Mortes: Médico do Flamengo em fase lendária, tinha quatro empregos

O médico Célio Cotecchia mais de uma vez contou aos filhos, com certo espanto, que um pequeno evento poderia ter mudado o rumo de toda a sua vida. Ele se referia ao início da ditadura militar no Brasil, quando ainda era estudante de medicina.

Cotecchia contava que, em março de 1964, às vésperas do golpe, um general do Exército foi à Uerj (Universidade Estadual do Rio de Janeiro) e convocou alunos para que trabalhassem no corpo médico da Força.

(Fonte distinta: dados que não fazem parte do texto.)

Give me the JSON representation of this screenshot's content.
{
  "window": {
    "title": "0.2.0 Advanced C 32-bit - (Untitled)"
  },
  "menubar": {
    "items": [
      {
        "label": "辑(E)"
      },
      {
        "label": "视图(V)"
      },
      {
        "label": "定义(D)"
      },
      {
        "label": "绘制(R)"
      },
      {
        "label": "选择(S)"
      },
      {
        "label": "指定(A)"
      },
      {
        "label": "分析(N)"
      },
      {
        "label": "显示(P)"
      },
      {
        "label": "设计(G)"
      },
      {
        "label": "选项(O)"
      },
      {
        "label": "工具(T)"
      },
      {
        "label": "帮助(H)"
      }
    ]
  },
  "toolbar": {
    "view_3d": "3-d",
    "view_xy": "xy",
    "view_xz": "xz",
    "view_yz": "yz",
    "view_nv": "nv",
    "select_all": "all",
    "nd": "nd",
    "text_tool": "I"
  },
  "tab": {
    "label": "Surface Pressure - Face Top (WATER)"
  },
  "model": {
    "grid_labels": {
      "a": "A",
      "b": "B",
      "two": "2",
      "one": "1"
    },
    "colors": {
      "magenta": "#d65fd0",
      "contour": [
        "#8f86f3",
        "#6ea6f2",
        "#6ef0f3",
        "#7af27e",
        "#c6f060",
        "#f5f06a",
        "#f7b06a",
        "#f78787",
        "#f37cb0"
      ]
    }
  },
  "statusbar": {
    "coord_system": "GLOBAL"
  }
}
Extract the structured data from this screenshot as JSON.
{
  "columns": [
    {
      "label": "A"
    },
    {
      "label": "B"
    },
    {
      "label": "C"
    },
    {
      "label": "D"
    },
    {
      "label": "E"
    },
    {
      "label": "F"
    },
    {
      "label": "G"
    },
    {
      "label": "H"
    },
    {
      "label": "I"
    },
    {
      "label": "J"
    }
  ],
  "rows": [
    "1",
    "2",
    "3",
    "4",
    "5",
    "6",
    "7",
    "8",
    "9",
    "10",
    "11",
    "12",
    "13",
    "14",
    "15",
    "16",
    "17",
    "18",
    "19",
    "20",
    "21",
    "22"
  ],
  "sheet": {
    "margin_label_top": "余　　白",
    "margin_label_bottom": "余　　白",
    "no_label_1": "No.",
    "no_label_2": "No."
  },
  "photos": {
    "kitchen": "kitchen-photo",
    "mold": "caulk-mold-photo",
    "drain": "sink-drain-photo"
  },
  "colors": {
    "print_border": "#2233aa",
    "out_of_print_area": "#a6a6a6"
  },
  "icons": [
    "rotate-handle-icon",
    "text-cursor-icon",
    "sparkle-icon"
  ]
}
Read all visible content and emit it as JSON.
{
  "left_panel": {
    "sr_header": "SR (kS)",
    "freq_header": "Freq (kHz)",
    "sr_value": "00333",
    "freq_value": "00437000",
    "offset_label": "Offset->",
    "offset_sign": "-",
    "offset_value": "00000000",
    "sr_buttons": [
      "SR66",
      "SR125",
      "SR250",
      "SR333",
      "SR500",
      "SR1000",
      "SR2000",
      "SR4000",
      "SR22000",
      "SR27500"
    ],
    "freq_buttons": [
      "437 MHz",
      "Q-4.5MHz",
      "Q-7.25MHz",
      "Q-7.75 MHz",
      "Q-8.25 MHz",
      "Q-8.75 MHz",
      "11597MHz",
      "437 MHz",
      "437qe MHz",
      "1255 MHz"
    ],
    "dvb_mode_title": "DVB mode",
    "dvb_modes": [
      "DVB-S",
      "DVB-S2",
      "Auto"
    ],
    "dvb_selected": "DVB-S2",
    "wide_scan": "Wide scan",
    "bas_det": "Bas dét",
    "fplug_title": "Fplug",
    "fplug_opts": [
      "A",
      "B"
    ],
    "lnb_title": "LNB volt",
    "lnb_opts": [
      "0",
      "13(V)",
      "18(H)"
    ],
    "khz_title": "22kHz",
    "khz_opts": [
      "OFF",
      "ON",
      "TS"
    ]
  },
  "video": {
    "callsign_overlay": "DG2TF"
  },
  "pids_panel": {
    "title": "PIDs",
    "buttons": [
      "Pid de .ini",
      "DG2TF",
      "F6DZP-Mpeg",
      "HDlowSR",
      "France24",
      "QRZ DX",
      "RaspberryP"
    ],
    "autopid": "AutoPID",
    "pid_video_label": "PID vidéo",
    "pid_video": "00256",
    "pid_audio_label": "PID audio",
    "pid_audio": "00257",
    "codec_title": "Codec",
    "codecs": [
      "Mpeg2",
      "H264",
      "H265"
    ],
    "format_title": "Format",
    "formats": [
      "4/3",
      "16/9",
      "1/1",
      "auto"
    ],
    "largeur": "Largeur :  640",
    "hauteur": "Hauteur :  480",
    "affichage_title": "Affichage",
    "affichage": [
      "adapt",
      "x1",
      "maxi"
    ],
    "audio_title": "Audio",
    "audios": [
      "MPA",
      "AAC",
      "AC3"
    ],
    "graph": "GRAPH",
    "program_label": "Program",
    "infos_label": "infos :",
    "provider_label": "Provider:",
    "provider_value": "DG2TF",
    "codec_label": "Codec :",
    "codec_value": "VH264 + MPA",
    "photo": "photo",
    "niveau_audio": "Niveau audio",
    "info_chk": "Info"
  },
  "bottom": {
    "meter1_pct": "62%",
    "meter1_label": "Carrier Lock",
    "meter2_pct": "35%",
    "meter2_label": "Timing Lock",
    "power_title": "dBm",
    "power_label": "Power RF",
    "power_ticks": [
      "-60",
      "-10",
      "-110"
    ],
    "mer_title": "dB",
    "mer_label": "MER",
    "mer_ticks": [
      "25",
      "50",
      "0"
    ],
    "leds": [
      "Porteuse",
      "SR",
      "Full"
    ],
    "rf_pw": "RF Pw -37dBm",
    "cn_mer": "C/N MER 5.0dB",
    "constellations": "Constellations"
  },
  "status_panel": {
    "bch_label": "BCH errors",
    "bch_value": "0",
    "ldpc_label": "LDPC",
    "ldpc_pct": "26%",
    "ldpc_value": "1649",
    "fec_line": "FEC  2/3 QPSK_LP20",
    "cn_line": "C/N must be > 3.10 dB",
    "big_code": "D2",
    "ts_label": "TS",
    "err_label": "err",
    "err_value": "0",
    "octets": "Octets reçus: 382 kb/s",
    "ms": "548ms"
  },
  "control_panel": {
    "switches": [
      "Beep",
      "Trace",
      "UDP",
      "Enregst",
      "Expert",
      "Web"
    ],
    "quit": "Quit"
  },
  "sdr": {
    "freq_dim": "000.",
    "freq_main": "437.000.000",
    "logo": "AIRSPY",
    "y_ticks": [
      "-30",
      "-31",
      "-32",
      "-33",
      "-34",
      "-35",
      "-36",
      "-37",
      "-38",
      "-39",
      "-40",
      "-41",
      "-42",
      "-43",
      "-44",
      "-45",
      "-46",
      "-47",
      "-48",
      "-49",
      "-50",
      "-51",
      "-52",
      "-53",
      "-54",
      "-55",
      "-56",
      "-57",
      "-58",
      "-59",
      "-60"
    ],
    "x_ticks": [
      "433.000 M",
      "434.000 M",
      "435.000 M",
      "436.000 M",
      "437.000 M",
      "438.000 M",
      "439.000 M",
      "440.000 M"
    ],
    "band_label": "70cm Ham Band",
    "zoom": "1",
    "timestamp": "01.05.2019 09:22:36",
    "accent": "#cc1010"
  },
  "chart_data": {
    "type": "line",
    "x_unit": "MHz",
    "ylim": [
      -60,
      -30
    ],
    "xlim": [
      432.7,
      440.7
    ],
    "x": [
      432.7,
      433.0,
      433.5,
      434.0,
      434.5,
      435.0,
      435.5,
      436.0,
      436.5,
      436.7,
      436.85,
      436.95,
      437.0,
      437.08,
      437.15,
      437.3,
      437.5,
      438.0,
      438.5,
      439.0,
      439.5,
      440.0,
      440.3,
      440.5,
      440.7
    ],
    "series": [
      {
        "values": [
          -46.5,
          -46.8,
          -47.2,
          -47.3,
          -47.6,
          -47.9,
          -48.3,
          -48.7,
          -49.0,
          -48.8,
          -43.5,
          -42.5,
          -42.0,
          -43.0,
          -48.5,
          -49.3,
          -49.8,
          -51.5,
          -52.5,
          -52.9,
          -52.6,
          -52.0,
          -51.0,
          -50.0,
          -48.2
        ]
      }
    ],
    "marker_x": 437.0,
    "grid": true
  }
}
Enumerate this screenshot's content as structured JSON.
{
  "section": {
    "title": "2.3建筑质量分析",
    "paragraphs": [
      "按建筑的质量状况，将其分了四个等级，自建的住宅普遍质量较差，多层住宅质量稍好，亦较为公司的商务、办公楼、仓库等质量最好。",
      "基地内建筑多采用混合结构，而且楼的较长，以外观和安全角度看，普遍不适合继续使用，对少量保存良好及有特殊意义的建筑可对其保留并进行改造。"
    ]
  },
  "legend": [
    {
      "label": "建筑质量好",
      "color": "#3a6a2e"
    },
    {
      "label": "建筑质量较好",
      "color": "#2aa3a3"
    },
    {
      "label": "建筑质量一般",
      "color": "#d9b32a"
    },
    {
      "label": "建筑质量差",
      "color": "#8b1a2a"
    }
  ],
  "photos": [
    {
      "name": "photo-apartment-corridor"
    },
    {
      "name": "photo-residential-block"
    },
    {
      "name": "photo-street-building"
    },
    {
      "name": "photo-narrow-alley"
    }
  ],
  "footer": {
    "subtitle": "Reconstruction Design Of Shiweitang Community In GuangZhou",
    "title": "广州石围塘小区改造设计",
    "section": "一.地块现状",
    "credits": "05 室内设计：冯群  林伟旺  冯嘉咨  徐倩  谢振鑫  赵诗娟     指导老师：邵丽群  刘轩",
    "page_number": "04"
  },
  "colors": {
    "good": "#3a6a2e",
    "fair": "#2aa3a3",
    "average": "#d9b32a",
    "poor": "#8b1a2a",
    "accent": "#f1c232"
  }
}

A participação era obrigatória para os convocados, mas a resposta de seu pai, Carmine Humberto Cotecchia, foi de que ele não serviria ao Exército de maneira alguma.

A desconfiança era de que os profissionais seriam obrigados a assinar laudos médicos com informações falsas, de forma a mascarar assassinatos do regime. Os dois foram ao quartel no dia seguinte, e Carmine não saiu de lá sem que lhe garantissem a retirada do nome do filho da lista.

A insistência do pai o marcou profundamente. Ele contava que teve colegas de faculdade com carreiras prejudicadas pela colaboração com a ditadura.

Outra história que mudou a vida do jovem Cotecchia aconteceu no mesmo ano. Ele era o médico responsável pelo tratamento dos atletas do time de remo do Flamengo, esporte ainda amador apesar de muito popular nos clubes da época.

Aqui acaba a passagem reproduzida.